A ferramenta coordena agentes no Slack e na web, com espaços isolados por usuário e sala.
O QM é uma ferramenta aberta que reúne agentes de trabalho no Slack e na web. A yc-software criou o projeto em 2026-07-29, e ele alcançou 12.569 estrelas em 10 dias. A plataforma atende startups que querem colaboração entre funcionários e agentes sem depender de um único modelo ou harness.
Cada funcionário recebe um workspace isolado, enquanto canais, mensagens em grupo e projetos permitem colaboração com o agente. O QM separa memória, arquivos, permissões, visão do keychain, tarefas agendadas, aplicativos web e sandbox por pessoa ou sala.

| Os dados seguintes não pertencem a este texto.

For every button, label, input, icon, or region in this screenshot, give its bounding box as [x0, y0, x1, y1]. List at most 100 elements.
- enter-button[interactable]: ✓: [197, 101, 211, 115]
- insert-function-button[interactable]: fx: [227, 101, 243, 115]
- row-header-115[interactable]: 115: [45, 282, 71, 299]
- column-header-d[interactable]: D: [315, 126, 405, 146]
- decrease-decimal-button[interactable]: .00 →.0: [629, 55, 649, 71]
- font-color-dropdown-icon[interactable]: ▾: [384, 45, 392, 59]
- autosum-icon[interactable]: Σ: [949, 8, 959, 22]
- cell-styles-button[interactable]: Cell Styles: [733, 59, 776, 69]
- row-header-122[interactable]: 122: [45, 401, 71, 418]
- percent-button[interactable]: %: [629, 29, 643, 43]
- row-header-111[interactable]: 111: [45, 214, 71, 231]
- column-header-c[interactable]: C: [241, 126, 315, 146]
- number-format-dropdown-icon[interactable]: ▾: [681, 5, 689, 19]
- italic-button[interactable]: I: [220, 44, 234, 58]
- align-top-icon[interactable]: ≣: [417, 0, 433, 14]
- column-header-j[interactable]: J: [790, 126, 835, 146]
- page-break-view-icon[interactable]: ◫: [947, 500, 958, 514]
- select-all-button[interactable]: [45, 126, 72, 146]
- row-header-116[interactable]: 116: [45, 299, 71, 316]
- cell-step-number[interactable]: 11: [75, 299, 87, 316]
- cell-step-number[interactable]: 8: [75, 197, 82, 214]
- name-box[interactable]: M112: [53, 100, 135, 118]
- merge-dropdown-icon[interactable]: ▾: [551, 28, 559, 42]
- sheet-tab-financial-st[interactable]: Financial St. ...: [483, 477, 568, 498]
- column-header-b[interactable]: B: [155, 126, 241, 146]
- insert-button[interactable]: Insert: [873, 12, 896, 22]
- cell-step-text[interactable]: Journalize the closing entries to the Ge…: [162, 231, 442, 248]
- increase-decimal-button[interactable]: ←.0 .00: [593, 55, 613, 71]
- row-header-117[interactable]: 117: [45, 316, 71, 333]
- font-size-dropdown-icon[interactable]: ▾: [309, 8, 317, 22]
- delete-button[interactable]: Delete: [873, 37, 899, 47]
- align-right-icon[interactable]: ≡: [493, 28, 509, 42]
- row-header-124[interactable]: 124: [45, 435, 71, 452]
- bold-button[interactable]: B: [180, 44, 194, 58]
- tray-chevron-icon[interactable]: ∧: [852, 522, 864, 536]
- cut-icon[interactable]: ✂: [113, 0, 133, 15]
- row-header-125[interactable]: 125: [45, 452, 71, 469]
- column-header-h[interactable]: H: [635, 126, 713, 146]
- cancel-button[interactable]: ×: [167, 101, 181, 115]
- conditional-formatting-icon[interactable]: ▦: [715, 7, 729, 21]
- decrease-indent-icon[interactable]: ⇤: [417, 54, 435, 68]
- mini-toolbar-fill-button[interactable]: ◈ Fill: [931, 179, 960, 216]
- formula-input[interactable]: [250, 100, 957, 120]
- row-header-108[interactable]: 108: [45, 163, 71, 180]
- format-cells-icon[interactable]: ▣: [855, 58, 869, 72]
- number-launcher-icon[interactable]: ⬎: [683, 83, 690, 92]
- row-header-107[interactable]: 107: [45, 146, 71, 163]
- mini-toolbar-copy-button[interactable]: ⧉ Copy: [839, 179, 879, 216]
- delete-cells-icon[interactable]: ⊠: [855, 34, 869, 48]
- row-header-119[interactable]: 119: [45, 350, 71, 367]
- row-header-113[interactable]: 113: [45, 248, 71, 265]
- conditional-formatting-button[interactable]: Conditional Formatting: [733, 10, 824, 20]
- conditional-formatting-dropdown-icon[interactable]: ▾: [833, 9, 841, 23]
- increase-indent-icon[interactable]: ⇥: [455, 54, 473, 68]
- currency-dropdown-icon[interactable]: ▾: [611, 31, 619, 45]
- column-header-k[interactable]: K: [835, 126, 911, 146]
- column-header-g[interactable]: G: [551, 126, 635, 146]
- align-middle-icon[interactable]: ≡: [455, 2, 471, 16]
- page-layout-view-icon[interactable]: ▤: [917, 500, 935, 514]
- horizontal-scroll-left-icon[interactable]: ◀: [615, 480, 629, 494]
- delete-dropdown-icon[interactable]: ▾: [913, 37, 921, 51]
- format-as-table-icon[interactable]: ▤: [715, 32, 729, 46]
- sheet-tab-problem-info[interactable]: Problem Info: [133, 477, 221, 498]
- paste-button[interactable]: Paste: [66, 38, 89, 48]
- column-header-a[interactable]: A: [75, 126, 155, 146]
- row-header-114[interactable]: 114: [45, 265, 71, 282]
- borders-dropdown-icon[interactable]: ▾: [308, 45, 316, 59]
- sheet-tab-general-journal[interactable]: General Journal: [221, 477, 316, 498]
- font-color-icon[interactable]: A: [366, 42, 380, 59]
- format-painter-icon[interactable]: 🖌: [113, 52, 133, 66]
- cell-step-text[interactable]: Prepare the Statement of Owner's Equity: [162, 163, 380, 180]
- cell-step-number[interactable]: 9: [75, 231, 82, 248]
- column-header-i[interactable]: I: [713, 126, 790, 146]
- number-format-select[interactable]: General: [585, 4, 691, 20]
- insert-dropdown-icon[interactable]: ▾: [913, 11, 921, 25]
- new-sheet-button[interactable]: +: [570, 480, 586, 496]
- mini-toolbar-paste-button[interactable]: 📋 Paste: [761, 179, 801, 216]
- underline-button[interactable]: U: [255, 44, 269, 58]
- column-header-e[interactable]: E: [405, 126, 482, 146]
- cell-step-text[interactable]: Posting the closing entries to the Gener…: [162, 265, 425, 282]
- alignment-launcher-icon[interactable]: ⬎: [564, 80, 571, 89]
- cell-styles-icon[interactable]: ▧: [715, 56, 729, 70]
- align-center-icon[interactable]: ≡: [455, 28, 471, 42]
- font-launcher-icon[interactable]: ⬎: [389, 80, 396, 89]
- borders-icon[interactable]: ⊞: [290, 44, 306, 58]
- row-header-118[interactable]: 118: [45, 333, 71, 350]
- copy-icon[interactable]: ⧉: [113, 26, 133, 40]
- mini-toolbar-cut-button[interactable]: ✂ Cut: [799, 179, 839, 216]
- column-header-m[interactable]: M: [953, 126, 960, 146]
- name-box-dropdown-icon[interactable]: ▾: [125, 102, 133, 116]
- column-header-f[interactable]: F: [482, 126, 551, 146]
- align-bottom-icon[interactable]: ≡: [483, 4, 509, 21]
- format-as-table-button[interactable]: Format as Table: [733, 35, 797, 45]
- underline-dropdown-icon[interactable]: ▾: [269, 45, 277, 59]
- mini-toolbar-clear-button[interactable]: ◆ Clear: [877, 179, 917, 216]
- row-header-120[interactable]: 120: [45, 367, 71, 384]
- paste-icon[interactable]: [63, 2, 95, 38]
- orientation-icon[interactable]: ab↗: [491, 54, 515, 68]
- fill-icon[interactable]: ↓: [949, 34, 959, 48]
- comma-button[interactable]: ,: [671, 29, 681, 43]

Cada escopo mantém seu próprio ambiente persistente.
Um núcleo central processa cada interação e combina modelos com harnesses diferentes. Pi, OpenCode, Codex e Claude Code podem conduzir o mesmo core, segundo o README. Essa separação permite trocar o harness ou o modelo sem amarrar a implantação a um fornecedor específico.
O agente expõe uma superfície pequena de ferramentas, incluindo execute. Esse comando roda dentro do sandbox isolado de cada escopo, onde os programas instalados continuam disponíveis. O Postgres armazena dados de usuários, histórico de sessões e outros estados duráveis.
O core roda TypeScript diretamente no Node e usa Fastify para HTTP. A interface web, o painel administrativo e o portal público são plugins opcionais sobre a API HTTP. O plugin do Slack usa Bolt e o core o inicia e supervisiona por um cliente de serviço direto.
A adoção começa com um repositório de deployment pertencente à organização, que depende de @yc-software/qm. O operador não precisa fazer checkout do código-fonte. O processo de inicialização cria uma skill de deployment e conduz a configuração da infraestrutura, do login web e das credenciais dos conectores.
A mesma inicialização orienta o acesso opcional ao Slack, a publicação e a verificação ao vivo. O diretório de deployment concentra as definições específicas da empresa, como configuração organizacional, ferramentas, skills, imagem do sandbox e infraestrutura. O qm CLI valida e publica esse diretório.
Cada deployment roda na conta de nuvem do próprio operador. A inicialização não gera nem habilita CI de deployment. Quem adota o QM precisa administrar os serviços externos e as credenciais que conectam a plataforma aos dados da empresa.
A organização escolhe uma postura de segurança para o ambiente. No modo Strict, cada chamada de ferramenta espera aprovação humana, exceto os dois comandos que encerram turnos sem efeito. No Auto, um classificador verifica dados externos e resultados de ferramentas antes que eles cheguem ao modelo.
No modo Dangerous, o sistema não faz triagem de conteúdo nem pausa entre chamadas. A política pré-declarada de comandos continua valendo e bloqueia ações como exclusões recursivas e SQL destrutivo. A documentação também registra o modelo de ameaça, as premissas do operador e as limitações conhecidas.
O projeto ainda tem pouca idade, apesar da adesão rápida. O último commit ocorreu em 2026-08-08, a versão mais recente é a v0.1.4, de 2026-07-31, e o repositório registra 154 issues abertas e 1.444 forks. A licença MIT deixa o código disponível para uso, alteração e redistribuição, mas o QM não serve para quem procura um serviço pronto sem administrar deployment, nuvem, credenciais e permissões.